Craignant d'être le suivant, un autre parlementaire qui avait insulté publiquement les manifestants, Eko Patrio, s’est empressé de publier une vidéo où il présente ses excuses aux masses. Mais les réactions n’ont pas été celles qu’il espérait. Un des commentaires de sa vidéo affirmait par exemple : « Ces excuses sont bidons. Allons à sa maison ensuite. » Sa maison a été effectivement attaquée peu après, ainsi que celle d’un autre parlementaire, Uya Kuya, et celle du ministre des finances, Sri Mulyani, le principal architecte du plan d'austérité de Prabowo.
Après trois jours de manifestations presque continues, le mouvement a reflué dimanche. Mais il serait erroné d’en conclure que cela marque forcément la fin ou le déclin de la mobilisation. La révolution, comme la vie elle-même, a son rythme propre. Les masses sont en train de faire le point sur ce qui s’est passé, sur ce qu'elles ont fait et obtenu, et aussi sur la façon dont le gouvernement a réagi. Elles sont en train de tirer les leçons de ces événements.
Le rôle de la classe ouvrière
Les travailleurs ont montré leur force dans la rue, mais ils ne sont pas encore passés à l’action collectivement, en tant que classe. Une grève de masse serait, de loin, l’arme la plus efficace que puisse mobiliser le mouvement. Tous les efforts doivent être tournés vers la préparation d’une telle grève.
Les dirigeants des grandes organisations syndicales se sont non seulement révélés incapable de jouer un rôle dirigeant dans la mobilisation, mais ils se sont rangé du coté du gouvernement. Même les organisations syndicales les plus militantes du pays ont été dépassées par le mouvement, qui a été organisée de façon largement spontanée.

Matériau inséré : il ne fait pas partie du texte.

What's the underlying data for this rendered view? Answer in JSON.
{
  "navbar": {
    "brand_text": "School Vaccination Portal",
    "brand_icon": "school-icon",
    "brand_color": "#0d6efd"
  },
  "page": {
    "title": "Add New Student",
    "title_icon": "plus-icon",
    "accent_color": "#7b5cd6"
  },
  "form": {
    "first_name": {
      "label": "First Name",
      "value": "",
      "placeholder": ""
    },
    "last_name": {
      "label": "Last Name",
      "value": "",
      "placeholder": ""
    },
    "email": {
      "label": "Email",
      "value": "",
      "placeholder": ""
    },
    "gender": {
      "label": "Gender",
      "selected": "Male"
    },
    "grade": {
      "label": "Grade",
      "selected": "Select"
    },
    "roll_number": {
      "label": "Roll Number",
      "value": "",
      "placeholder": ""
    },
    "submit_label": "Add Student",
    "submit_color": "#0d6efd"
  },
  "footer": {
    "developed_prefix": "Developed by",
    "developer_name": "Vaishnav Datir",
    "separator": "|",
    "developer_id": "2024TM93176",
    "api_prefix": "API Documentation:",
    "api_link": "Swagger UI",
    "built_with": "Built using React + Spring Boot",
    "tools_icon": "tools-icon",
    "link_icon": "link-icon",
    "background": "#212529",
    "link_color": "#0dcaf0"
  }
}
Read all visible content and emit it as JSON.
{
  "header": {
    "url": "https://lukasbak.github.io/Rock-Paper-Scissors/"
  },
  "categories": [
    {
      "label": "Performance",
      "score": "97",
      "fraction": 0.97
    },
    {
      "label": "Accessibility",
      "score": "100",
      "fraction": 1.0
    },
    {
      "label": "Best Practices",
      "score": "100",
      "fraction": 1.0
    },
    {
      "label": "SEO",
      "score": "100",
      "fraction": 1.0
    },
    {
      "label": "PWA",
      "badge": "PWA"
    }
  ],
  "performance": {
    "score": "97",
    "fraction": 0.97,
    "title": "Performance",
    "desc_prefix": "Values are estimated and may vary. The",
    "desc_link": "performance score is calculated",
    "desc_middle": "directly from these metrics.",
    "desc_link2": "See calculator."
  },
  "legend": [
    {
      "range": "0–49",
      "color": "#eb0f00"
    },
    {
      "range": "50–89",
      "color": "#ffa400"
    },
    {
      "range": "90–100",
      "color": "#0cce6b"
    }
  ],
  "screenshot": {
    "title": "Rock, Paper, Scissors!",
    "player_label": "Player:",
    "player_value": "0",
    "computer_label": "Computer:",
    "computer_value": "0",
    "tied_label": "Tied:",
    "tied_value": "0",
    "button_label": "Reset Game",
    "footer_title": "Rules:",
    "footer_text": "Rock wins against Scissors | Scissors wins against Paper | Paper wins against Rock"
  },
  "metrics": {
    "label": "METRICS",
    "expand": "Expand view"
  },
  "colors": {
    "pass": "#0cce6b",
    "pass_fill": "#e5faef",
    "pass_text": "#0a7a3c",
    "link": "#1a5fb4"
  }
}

La mobilisation s’organise aujourd’hui sur les réseaux sociaux et à travers de petits groupes dans les quartiers, les lycées et les universités. Ces structures informelles doivent être organisées en comités de lutte fonctionnant démocratiquement, pour pouvoir aider le mouvement à avancer.
La jeunesse est la couche la plus active de cette révolution. Elle doit se tourner vers la classe ouvrière. Les étudiants doivent se rendre dans les usines et les quartiers ouvriers, pour aider à organiser des comités de lutte et expliquer la nécessité d’une grève. Ce n’est que lorsque la puissance de la classe ouvrière se sera mise en œuvre à travers une grève de masse que la révolution pourra progresser.
Le prochain pas
Une révolution ne peut pas rester immobile. Elle doit aller de l’avant ou reculer. La colère des masses est le fruit de la crise du système capitaliste, dont le poids a été placé sur les épaules des masses. Le but de cette révolution ne peut être que le renversement du capitalisme et la transformation socialiste de la société.

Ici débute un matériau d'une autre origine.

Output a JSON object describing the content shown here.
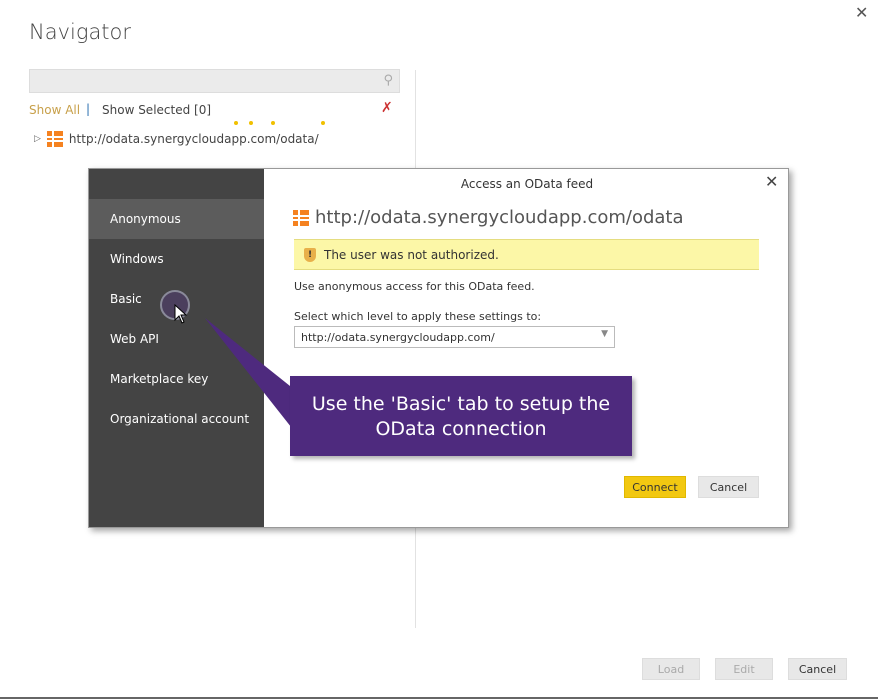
{
  "navigator": {
    "title": "Navigator",
    "search_placeholder": "",
    "show_all": "Show All",
    "separator": "|",
    "show_selected": "Show Selected [0]",
    "tree_item": "http://odata.synergycloudapp.com/odata/",
    "buttons": {
      "load": "Load",
      "edit": "Edit",
      "cancel": "Cancel"
    }
  },
  "dialog": {
    "title": "Access an OData feed",
    "url": "http://odata.synergycloudapp.com/odata",
    "warning": "The user was not authorized.",
    "description": "Use anonymous access for this OData feed.",
    "level_label": "Select which level to apply these settings to:",
    "level_value": "http://odata.synergycloudapp.com/",
    "connect": "Connect",
    "cancel": "Cancel",
    "auth_tabs": [
      {
        "label": "Anonymous",
        "selected": true
      },
      {
        "label": "Windows"
      },
      {
        "label": "Basic"
      },
      {
        "label": "Web API"
      },
      {
        "label": "Marketplace key"
      },
      {
        "label": "Organizational account"
      }
    ]
  },
  "callout": {
    "text": "Use the 'Basic' tab to setup the OData connection",
    "color": "#4e2a7e"
  },
  "colors": {
    "accent": "#f2c811",
    "sidebar": "#444444",
    "warning_bg": "#fcf7a7"
  }
}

Pour y arriver, nous en appelons aux travailleurs et à la jeunesse :
Il faut disperser le parlement et chasser Prabowo ! Ces institutions bourgeoises soi-disant démocratiques n’ont jamais reflété la volonté des travailleurs et des pauvres. Pour les remplacer, il faut former un gouvernement révolutionnaire, placé sous le contrôle démocratique des masses et qui défendra les intérêts des travailleurs, des paysans, des pauvres et des jeunes.

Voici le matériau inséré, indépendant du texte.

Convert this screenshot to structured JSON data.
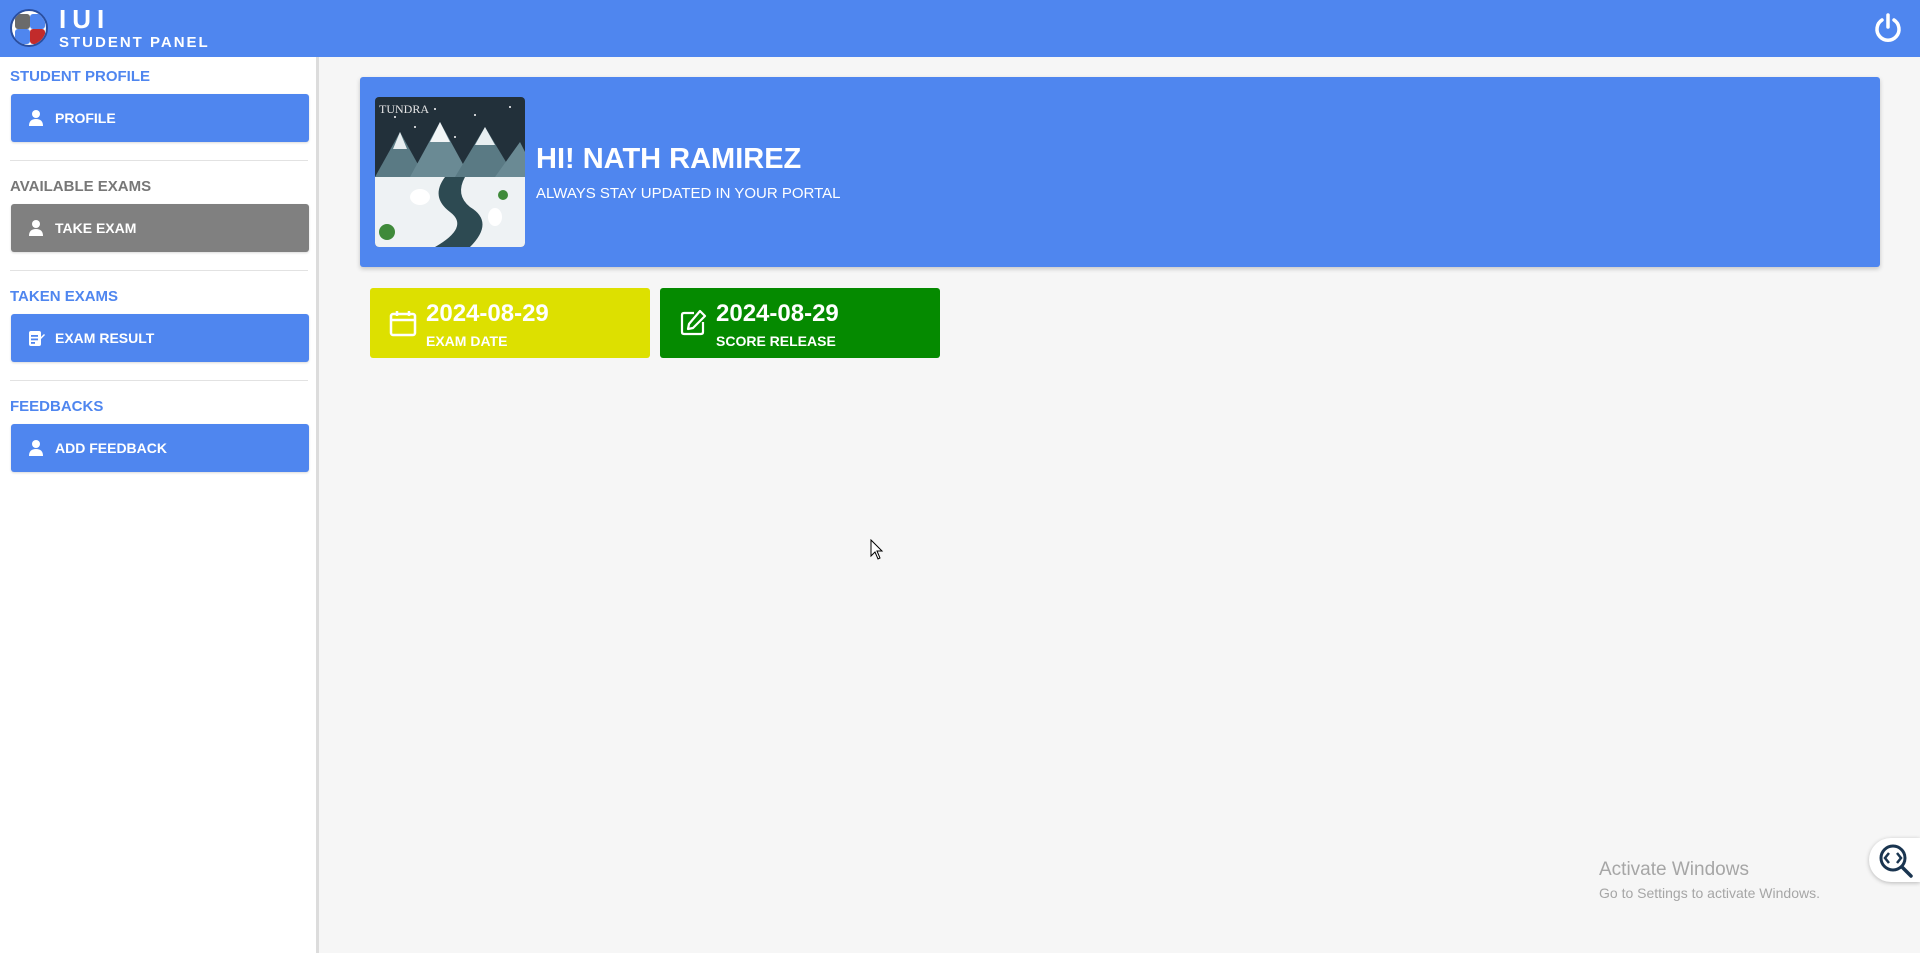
{
  "header": {
    "brand_name": "IUI",
    "brand_sub": "STUDENT PANEL",
    "logo_icon": "school-logo",
    "power_icon": "power-icon",
    "color": "#4f86ef"
  },
  "sidebar": {
    "sections": [
      {
        "title": "STUDENT PROFILE",
        "button": "PROFILE",
        "icon": "user-icon"
      },
      {
        "title": "AVAILABLE EXAMS",
        "button": "TAKE EXAM",
        "icon": "user-icon"
      },
      {
        "title": "TAKEN EXAMS",
        "button": "EXAM RESULT",
        "icon": "clipboard-icon"
      },
      {
        "title": "FEEDBACKS",
        "button": "ADD FEEDBACK",
        "icon": "user-icon"
      }
    ]
  },
  "hero": {
    "greeting": "HI! NATH RAMIREZ",
    "tagline": "ALWAYS STAY UPDATED IN YOUR PORTAL",
    "avatar_text": "TUNDRA"
  },
  "cards": [
    {
      "date": "2024-08-29",
      "label": "EXAM DATE",
      "icon": "calendar-icon",
      "color": "#dde000"
    },
    {
      "date": "2024-08-29",
      "label": "SCORE RELEASE",
      "icon": "edit-icon",
      "color": "#058a00"
    }
  ],
  "watermark": {
    "line1": "Activate Windows",
    "line2": "Go to Settings to activate Windows."
  }
}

Il faut constituer immédiatement des comités d’action, pour organiser démocratiquement la lutte, dans les campus, les lycées, les quartiers ouvriers, les entreprises, etc. Ces comités d’action pourront approfondir la mobilisation et l’orienter vers le renversement du régime. Ils serviront d’embryon du pouvoir de la classe ouvrière et de base d’un gouvernement révolutionnaire des travailleurs et des pauvres.
La seule raison pour laquelle la classe dirigeante conserve le pouvoir tient à ce que son contrôle de l’économie n’est pas remis en cause. Notre arme la plus puissante est la classe ouvrière elle-même, qui fait tourner toute l’économie et produit toutes les richesses. A travers les comités d’action, nous devons donc mobiliser pour organiser une grève générale ! Cela portera un coup majeur au régime et nous rapprochera de la victoire.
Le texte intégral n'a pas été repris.